La « post-vérité, c’est chacun la sienne. Sans référent commun pour articuler l’ensemble, ne reste plus que le rapport de forces pour la faire valoir, et donc la polémique.

Le phénomène est inhérent à la trouble période de transition entre deux paradigmes. Lorsque le Référent du premier, qui permettait d’articuler les sensibilités diverses de façon cohérente, perd sa valeur d’autorité , alors toutes ces sensibilités se bricolent vite fait des interprétations « alternatives », légitimées subjectivement par « je pense par moi-même, indépendamment des médias de masse, m’appuyant sur mon ressenti intime ».

Mais en fait, cette singularité intime revendiquée se manifeste par un panurgisme évident : l’« anti-système » luttant contre la « pensée unique » n’est (comme son nom pourrait le laisser deviner) rien d’autre qu’un autre système qui s’ignore, en phase de coagulation. Fasciste ? Il faut bien trouver des mots pour tenter de nommer l’Autre de la Démocratie, en pleine crise, mais fasciste est un mot du siècle dernier. S’il nous alerte, il peut nous tromper. 

Kuhn (concepteur de la notion de changement de paradigme), montre combien le paradigme venant, radicalement incommensurable au précédent, est logiquement inconcevable par ce dernier. Autrement dit, en ces temps charnières, on ne peut lire ce qui vient avec les lunettes conceptuelles du passé. Cela dit, si la raison ne peut prévoir, l’art peut pressentir, comme le montre Rabelais. C’est peut être là une des fonctions de l’art, que d’être ce présent qui pressent, de savoir flairer, dans les contraintes et failles de la raison présente, les frémissements fous d’une rationalité naissante, plus haute, plus vaste, encore inconcevable.

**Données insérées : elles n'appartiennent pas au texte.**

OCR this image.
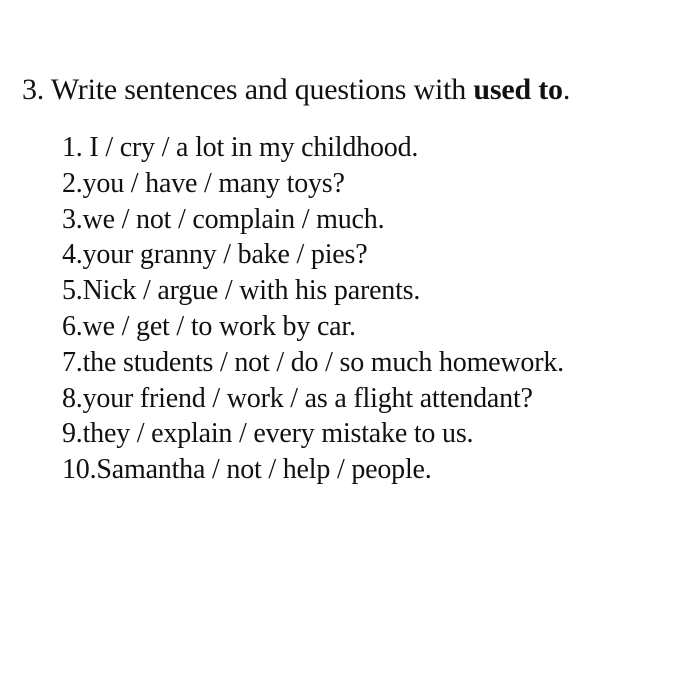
3. Write sentences and questions with used to.
1. I / cry / a lot in my childhood.
2.you / have / many toys?
3.we / not / complain / much.
4.your granny / bake / pies?
5.Nick / argue / with his parents.
6.we / get / to work by car.
7.the students / not / do / so much homework.
8.your friend / work / as a flight attendant?
9.they / explain / every mistake to us.
10.Samantha / not / help / people.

La revendication de la liberté d’expression est typique d’une fin de paradigme. Ainsi la Renaissance. Sortant du joug religieux au risque de l’inquisition, elle s’ouvre à la pluralité foisonnantes des connaissances et des cultures . Elle prélude ainsi, de par son excès d’ouverture, à l’abrupt retournement galiléen, qui change d’un coup toutes les perspectives. La fameuse « naissance de la modernité » commence avec le défixement de la terre de son ancestrale position centrale, pour se retrouver tournoyant dans la banlieue du soleil. Et simultanément Monteverdi, qui décolle la musique de sa fixation aux règles modales, pour ouvrir la dynamique tonale (et donc Bach, Mozart, Beethoven), témoigne bien du même geste, dans un tout autre champ.

Cette « liberté d’expression », mise en jeu depuis ces temps (et se complexifiant progressivement avec la progression du niveau de culture de chacun), constitue le vecteur dynamique de l’actuel éclatement. Quel retournement nous attend, qui implique aujourd’hui non seulement l’Occident comme au tournant du XVIIe siècle, mais la planète entière ? Y aurait-il , capable de décentrer le problème, et d’ouvrir une dimension nouvelle qui simplifierait tout d’un coup ? 

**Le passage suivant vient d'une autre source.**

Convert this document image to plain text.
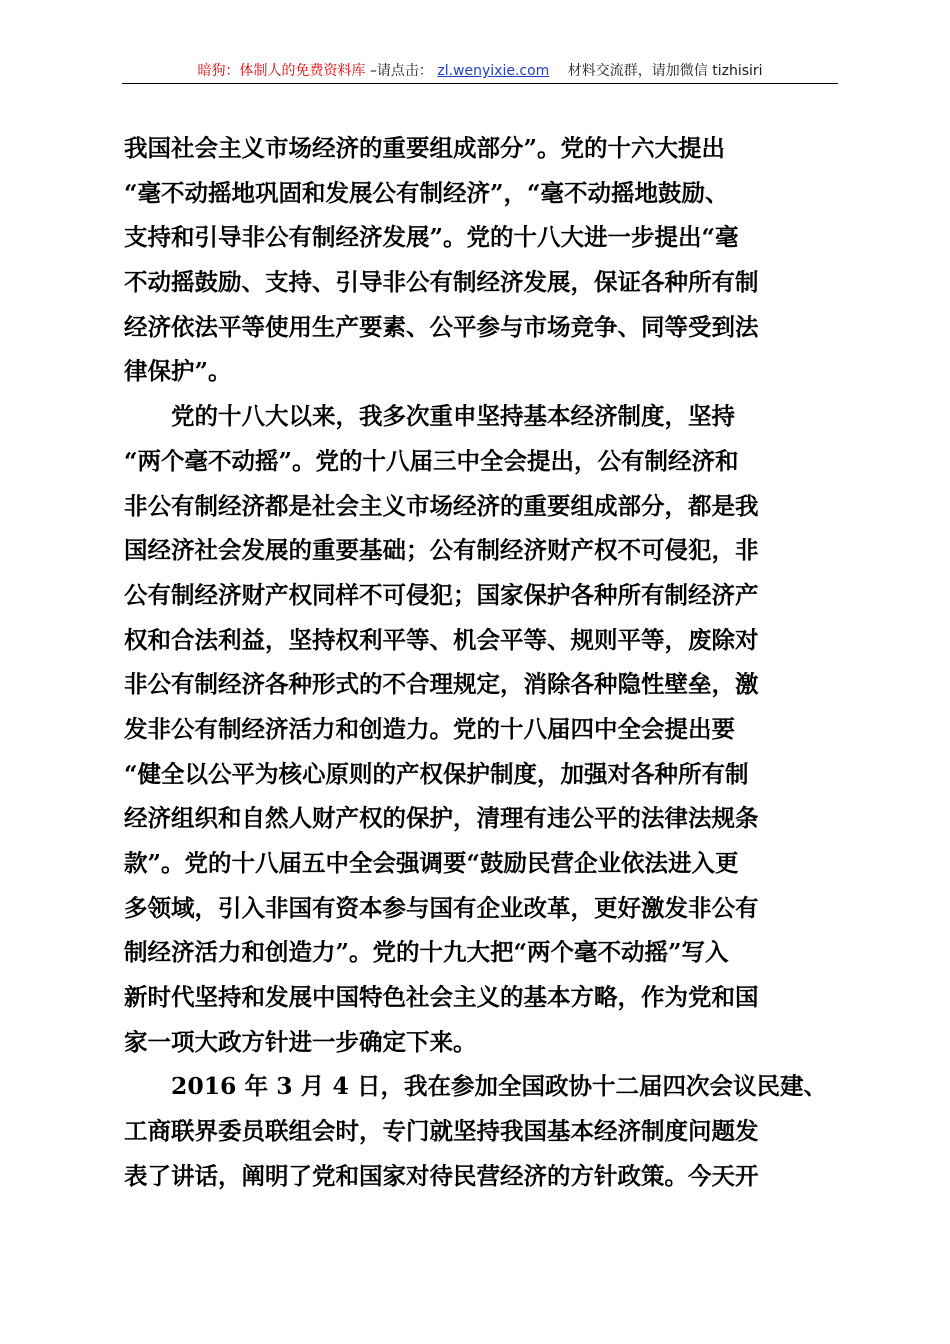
暗狗：体制人的免费资料库 –请点击： zl.wenyixie.com 材料交流群，请加微信 tizhisiri
我国社会主义市场经济的重要组成部分”。党的十六大提出
“毫不动摇地巩固和发展公有制经济”，“毫不动摇地鼓励、
支持和引导非公有制经济发展”。党的十八大进一步提出“毫
不动摇鼓励、支持、引导非公有制经济发展，保证各种所有制
经济依法平等使用生产要素、公平参与市场竞争、同等受到法
律保护”。
　　党的十八大以来，我多次重申坚持基本经济制度，坚持
“两个毫不动摇”。党的十八届三中全会提出，公有制经济和
非公有制经济都是社会主义市场经济的重要组成部分，都是我
国经济社会发展的重要基础；公有制经济财产权不可侵犯，非
公有制经济财产权同样不可侵犯；国家保护各种所有制经济产
权和合法利益，坚持权利平等、机会平等、规则平等，废除对
非公有制经济各种形式的不合理规定，消除各种隐性壁垒，激
发非公有制经济活力和创造力。党的十八届四中全会提出要
“健全以公平为核心原则的产权保护制度，加强对各种所有制
经济组织和自然人财产权的保护，清理有违公平的法律法规条
款”。党的十八届五中全会强调要“鼓励民营企业依法进入更
多领域，引入非国有资本参与国有企业改革，更好激发非公有
制经济活力和创造力”。党的十九大把“两个毫不动摇”写入
新时代坚持和发展中国特色社会主义的基本方略，作为党和国
家一项大政方针进一步确定下来。
　　2016 年 3 月 4 日，我在参加全国政协十二届四次会议民建、
工商联界委员联组会时，专门就坚持我国基本经济制度问题发
表了讲话，阐明了党和国家对待民营经济的方针政策。今天开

L’explosion de la parole officielle par la multitude des paroles qui s’expriment sur internet est un mal pour un bien. La parole officielle est nécessairement mensongère lorsqu’elle se réclame de la raison universelle, car celle-ci ne rend pas compte des raisons, donc des motivations particulières. Jusqu’à présent le mensonge était toléré parce qu’il n’était pas omnipotent. Mais dès lors qu’il s’immisce toujours plus loin dans nos vies privées, il est criblé par les éclats de vérité des personnes qui n’entendent pas qu’on leur dise quoi faire, quoi dire et quoi penser.

Evidemment la transition est difficile, pleine de dangers. Mais le pire serait d’aller là où nous allons : vers la constitution d’un Ministère de la Vérité, quand la vérité est toujours singulière.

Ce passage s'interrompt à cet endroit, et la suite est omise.